Most recently, the FDA has recommended tighter dose controls and warnings with acetaminophen use, in the hope of preventing even more cases of accidental liver toxicity. The FDA advisory committee is recommending that people receive no more than 650 milligrams (2 regular-strength tablets [325 mg each] every 4-6 hours, and no more than 10 tablets in one day (24-hour time period) or 2 extra-strength tablets (500 mg each) every 6 hours, and no more than 6 tablets in 1 day. Doses of 1000 mg four times per day can, after only 1 or 2 days, lead to liver toxicity. This change would include decreasing the amount of acetaminophen that is often used in combination with opioid analgesics.
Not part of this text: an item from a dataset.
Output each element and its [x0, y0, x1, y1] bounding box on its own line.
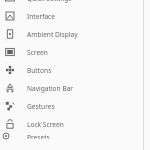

Nephrotoxicity has been associated with long-term consumption of acetaminophen. The primary lesion appears to be a papillary necrosis with secondary interstitial nephritis. Although no single agent can be identified, prolonged consumption of analgesics can lead to kidney disease. Because analgesics are used in dental practice on a short-term basis, the possibility of nephrotoxicity does not present a significant problem in dental therapy. Concurrent chronic use of the combination of acetaminophen and aspirin or NSAIDs increases the risk of analgesic nephropathy, renal papillary necrosis, end-stage renal disease, and cancer of the kidney or urinary bladder.

In August 2013 the FDA issued a safety announcement regarding acetaminophen because of the risk of three rare, but potentially fatal, skin reactions: Stevens-Johnson syndrome, toxic epidermal necrolysis, and acute generalized exanthematous pustulosis. This warning advised that anyone who experiences a skin reaction, such as rash or blister, while taking acetaminophen should stop taking it and seek immediate medical care. This warning was made on the basis of a review of the medical literature and reports of adverse reactions to the FDA Adverse Event Reporting System database.